Even as CD sales struggle (though some uplifting Q1 chart stories have begun to emerge), the music industry’s "content" appears to be the bait on every hook.

It’s clear from a barrage of recent announcements that cross-promoting bands and brands has shed whatever stigma it may have borne in the past—and is becoming a more prominent revenue source during this uncertain juncture in the history of the biz.

"It’s an efficient way to reach a mass amount of people," insists artist manager and corporate consultant Aaron Walton. "Good sponsorships marry the brand image with the artist without compromising the integrity of either. And people at labels, who, in the past, were reluctant to do these deals, are now forced by the economy to pay more attention to them." Walton’s firm played a key role in putting together the deals for three music-heavy spots that ran during this year’s Super Bowl.

Two new promotions illustrate not only the role music can play in larger advertising and sponsorship ventures, but also how commercial tie-ins (frequently with a cool but comparatively inexpensive online component) are figuring ever more largely in the revenue picture for the music biz.

The "Fuel the Music" tour, sponsored by MP3.com, Island Def Jam and Toyota, is a state-of-the-market package that reflects Vivendi Universal’s integration and leveraging of its offline and online media properties.

The tour boasts IDJ rock acts like Sum 41, Hoobastank and American Hi-Fi, among others, and kicked off on 2/2 at Universal Orlando (yes, the venue is a VU property as well). But rather than uniting bands and fans under the banner of snowboarding or saving Tibet, this rockfest was assembled, to quote the release, "in support of the all-new Toyota Matrix."

Damn. Remember when rock was about getting high and sticking it to the man? Neither do we.

A promotional "microsite" (the word may make you cringe, but you’d better get used to it) at www.fuelthemusic.com/toyota was designed by MP3.com and will feature live webcasts, links to the artists’ and Toyota’s sites, songs from the tour, "automatic event notification" (don’t call it spam), branded Matrix e-cards and more.

The tour will also be outfitted with a BMX bike exhibition, fashion makeovers, a climbing wall and other diversions. But the backers of "Fuel the Music" undoubtedly believe that the handsomely mounted but relatively cheap online campaign will hit the lifestyle button for the demo Toyota hopes will want to drive off in a Matrix.

"This tour is a great example of the integrated campaigns we are creating that stem from our strategic relationship with MP3.com," notes IDJ President/CEO Lyor Cohen. "The combination of their leading technology, their ties to quality brands like Toyota and our premiere artist roster provides a unique way for us to all reach a common target audience. Now if you’ll excuse me, I have to go find the twerp whose Matrix is blocking my Humve."

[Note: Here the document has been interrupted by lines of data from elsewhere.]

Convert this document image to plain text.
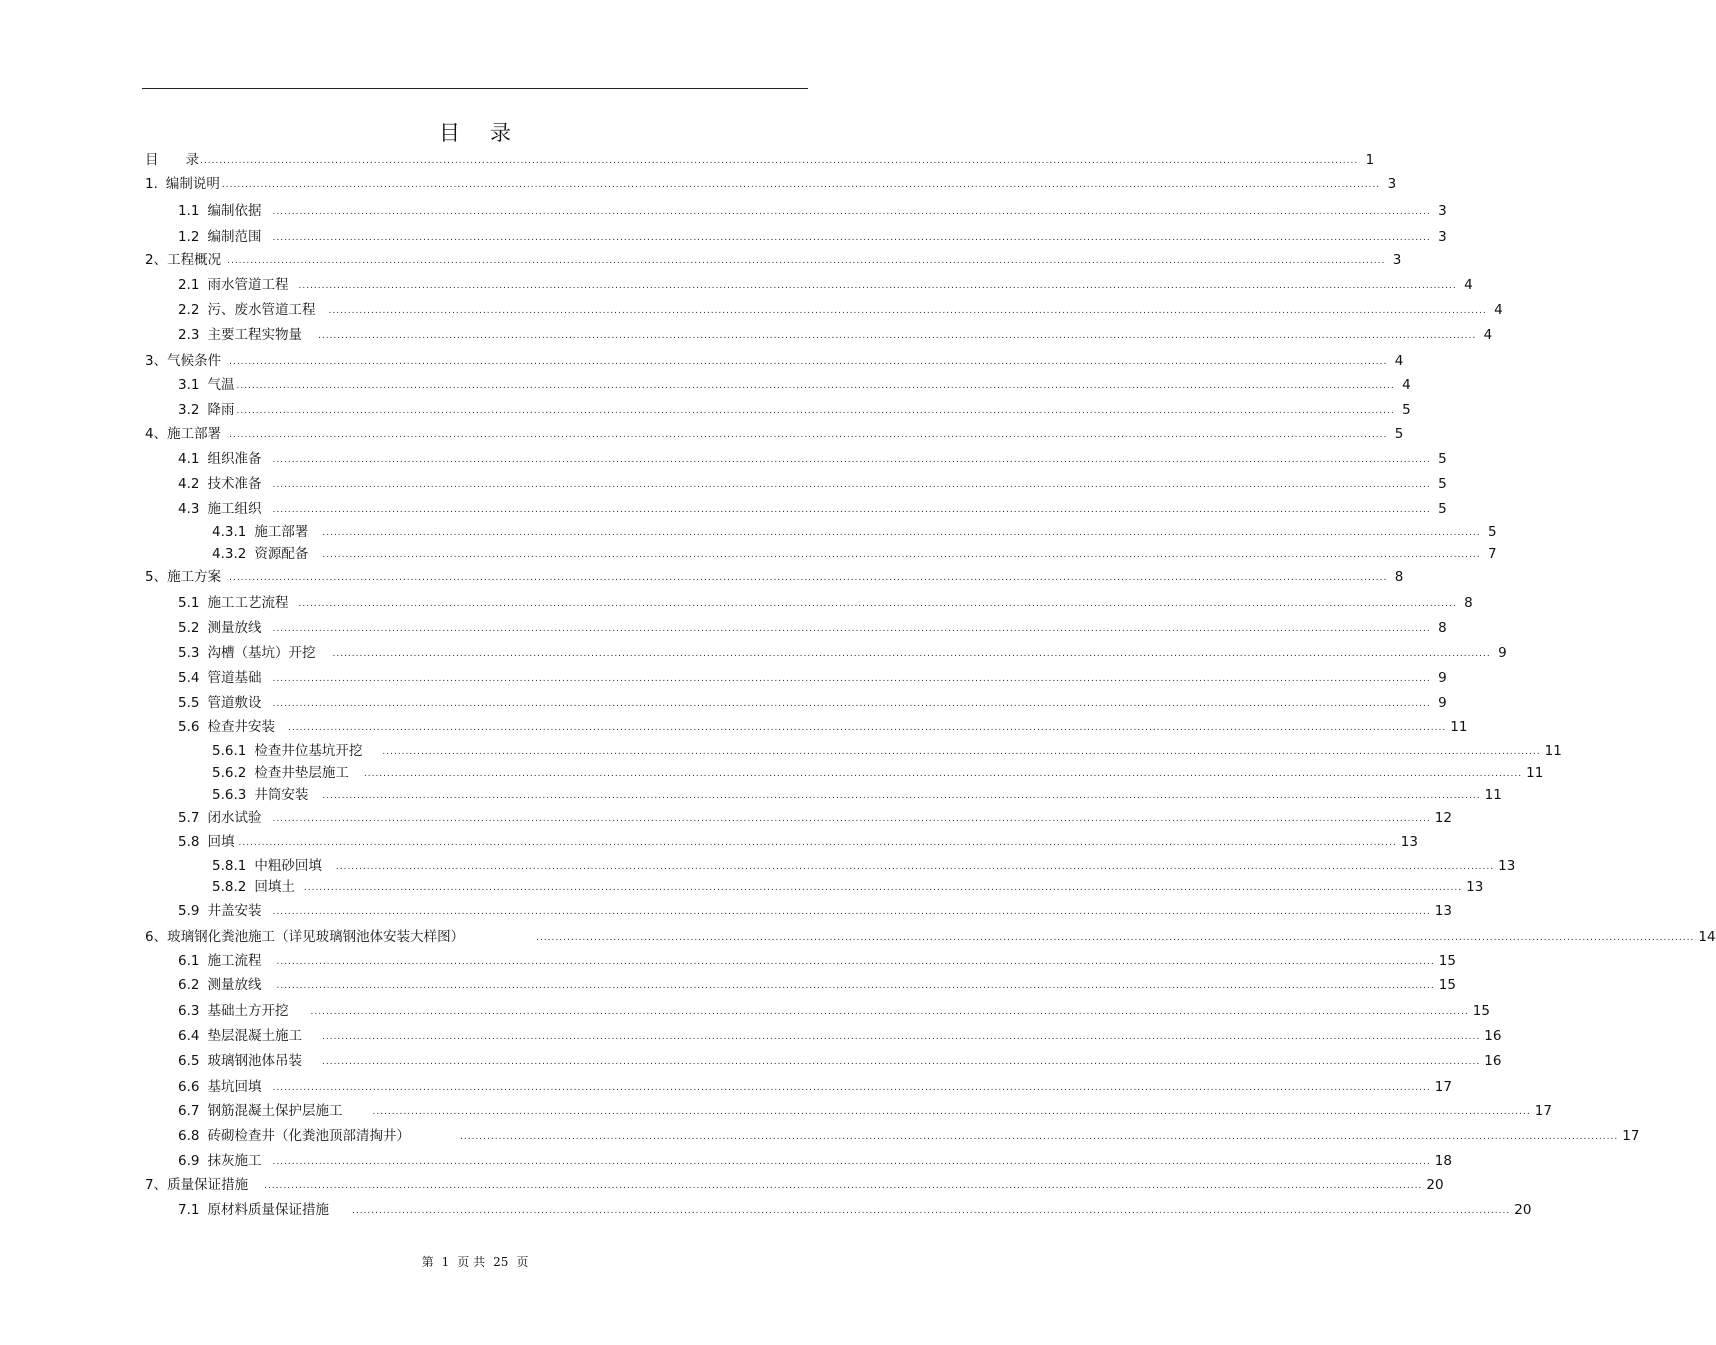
目 录
目　　录 ............................................................................................................................................................................................................................................................................................................ 1
1. 编制说明 ............................................................................................................................................................................................................................................................................................................ 3
1.1 编制依据 ............................................................................................................................................................................................................................................................................................................ 3
1.2 编制范围 ............................................................................................................................................................................................................................................................................................................ 3
2、 工程概况 ............................................................................................................................................................................................................................................................................................................ 3
2.1 雨水管道工程 ............................................................................................................................................................................................................................................................................................................ 4
2.2 污、废水管道工程 ............................................................................................................................................................................................................................................................................................................ 4
2.3 主要工程实物量 ............................................................................................................................................................................................................................................................................................................ 4
3、 气候条件 ............................................................................................................................................................................................................................................................................................................ 4
3.1 气温 ............................................................................................................................................................................................................................................................................................................ 4
3.2 降雨 ............................................................................................................................................................................................................................................................................................................ 5
4、 施工部署 ............................................................................................................................................................................................................................................................................................................ 5
4.1 组织准备 ............................................................................................................................................................................................................................................................................................................ 5
4.2 技术准备 ............................................................................................................................................................................................................................................................................................................ 5
4.3 施工组织 ............................................................................................................................................................................................................................................................................................................ 5
4.3.1 施工部署 ............................................................................................................................................................................................................................................................................................................ 5
4.3.2 资源配备 ............................................................................................................................................................................................................................................................................................................ 7
5、 施工方案 ............................................................................................................................................................................................................................................................................................................ 8
5.1 施工工艺流程 ............................................................................................................................................................................................................................................................................................................ 8
5.2 测量放线 ............................................................................................................................................................................................................................................................................................................ 8
5.3 沟槽（基坑）开挖 ............................................................................................................................................................................................................................................................................................................ 9
5.4 管道基础 ............................................................................................................................................................................................................................................................................................................ 9
5.5 管道敷设 ............................................................................................................................................................................................................................................................................................................ 9
5.6 检查井安装 ............................................................................................................................................................................................................................................................................................................ 11
5.6.1 检查井位基坑开挖 ............................................................................................................................................................................................................................................................................................................ 11
5.6.2 检查井垫层施工 ............................................................................................................................................................................................................................................................................................................ 11
5.6.3 井筒安装 ............................................................................................................................................................................................................................................................................................................ 11
5.7 闭水试验 ............................................................................................................................................................................................................................................................................................................ 12
5.8 回填 ............................................................................................................................................................................................................................................................................................................ 13
5.8.1 中粗砂回填 ............................................................................................................................................................................................................................................................................................................ 13
5.8.2 回填土 ............................................................................................................................................................................................................................................................................................................ 13
5.9 井盖安装 ............................................................................................................................................................................................................................................................................................................ 13
6、 玻璃钢化粪池施工（详见玻璃钢池体安装大样图）	............................................................................................................................................................................................................................................................................................................ 14
6.1 施工流程 ............................................................................................................................................................................................................................................................................................................ 15
6.2 测量放线 ............................................................................................................................................................................................................................................................................................................ 15
6.3 基础土方开挖 ............................................................................................................................................................................................................................................................................................................ 15
6.4 垫层混凝土施工 ............................................................................................................................................................................................................................................................................................................ 16
6.5 玻璃钢池体吊装 ............................................................................................................................................................................................................................................................................................................ 16
6.6 基坑回填 ............................................................................................................................................................................................................................................................................................................ 17
6.7 钢筋混凝土保护层施工	............................................................................................................................................................................................................................................................................................................ 17
6.8 砖砌检查井（化粪池顶部清掏井）	............................................................................................................................................................................................................................................................................................................ 17
6.9 抹灰施工 ............................................................................................................................................................................................................................................................................................................ 18
7、 质量保证措施 ............................................................................................................................................................................................................................................................................................................ 20
7.1 原材料质量保证措施	............................................................................................................................................................................................................................................................................................................ 20
第 1 页 共 25 页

Hey, and as long as you’re checking out a concert and a new car, how about a sport drink? Warner Bros. Online’s "Live from Park City" concerts, filmed at the Sundance Film Festival, are being presented online through April 12 in conjunction with Hyundai and Shark Energy Drink.

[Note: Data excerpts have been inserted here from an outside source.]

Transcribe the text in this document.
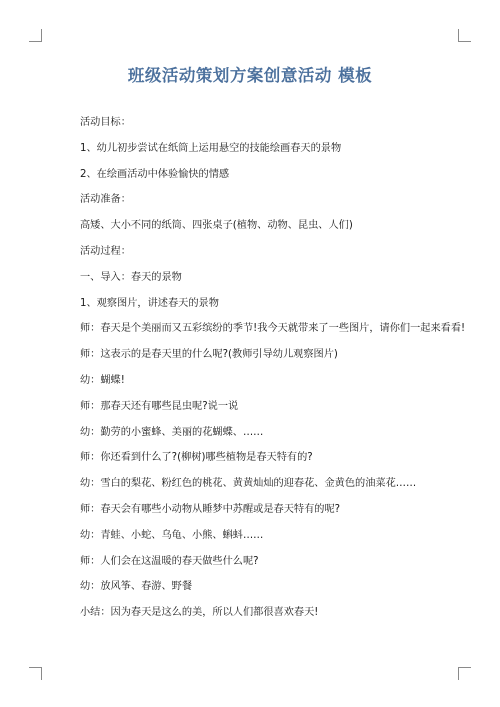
班级活动策划方案创意活动 模板

活动目标：

1、幼儿初步尝试在纸筒上运用悬空的技能绘画春天的景物

2、在绘画活动中体验愉快的情感

活动准备：

高矮、大小不同的纸筒、四张桌子(植物、动物、昆虫、人们)

活动过程：

一、导入：春天的景物

1、观察图片，讲述春天的景物

师：春天是个美丽而又五彩缤纷的季节!我今天就带来了一些图片，请你们一起来看看!

师：这表示的是春天里的什么呢?(教师引导幼儿观察图片)

幼：蝴蝶!

师：那春天还有哪些昆虫呢?说一说

幼：勤劳的小蜜蜂、美丽的花蝴蝶、……

师：你还看到什么了?(柳树)哪些植物是春天特有的?

幼：雪白的梨花、粉红色的桃花、黄黄灿灿的迎春花、金黄色的油菜花……

师：春天会有哪些小动物从睡梦中苏醒或是春天特有的呢?

幼：青蛙、小蛇、乌龟、小熊、蝌蚪……

师：人们会在这温暖的春天做些什么呢?

幼：放风筝、春游、野餐

小结：因为春天是这么的美，所以人们都很喜欢春天!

Among the artists who performed at Harry O’s in Park City, Utah during the festival: Michelle Branch, Starsailor, Groove Armada, Jack Johnson, Goldfinger and Bowling for Soup. Users can view individual performances of individual songs are entire sets in Windows Media, Real or QuickTime formats.

Naturally, the concert, um, microsite features pop-up ads and other hype for AOLTW properties (including WB movies and the latest version of America Online, natch) as well as the sponsors’ products.

And the sponsors seem pretty darned happy, since proximity to the hipness of both established and developing acts represents a potential windfall for their products.

"Our association with Warner Bros. Online is another significant step in presenting the Hyundai message to active-lifestyle consumers via the Internet," noted the automaker’s VP of Marketing, Dave Weber. "And if I were to sum up that message succinctly, I believe it would be, ‘Please buy a Hyundai.’"

Added Robert Tauro, Chairman/CEO of Shark parent Arcadia Beverage, "I have no doubt that aligning with Warner Bros. Online is the most direct and cost-effective way to reach our core demo. And one of the things we’ve learned from our core demo is that these sport drinks taste a lot better mixed with some vodka."

We’ll try to keep you posted on these new cross-promotional efforts from time to time. We promise lots of quotes stuffed with buzz-phrases like "core demo," "lifestyle marketing" and "microsite."

This article is brought to you by the good people who make cheap supermarket booze.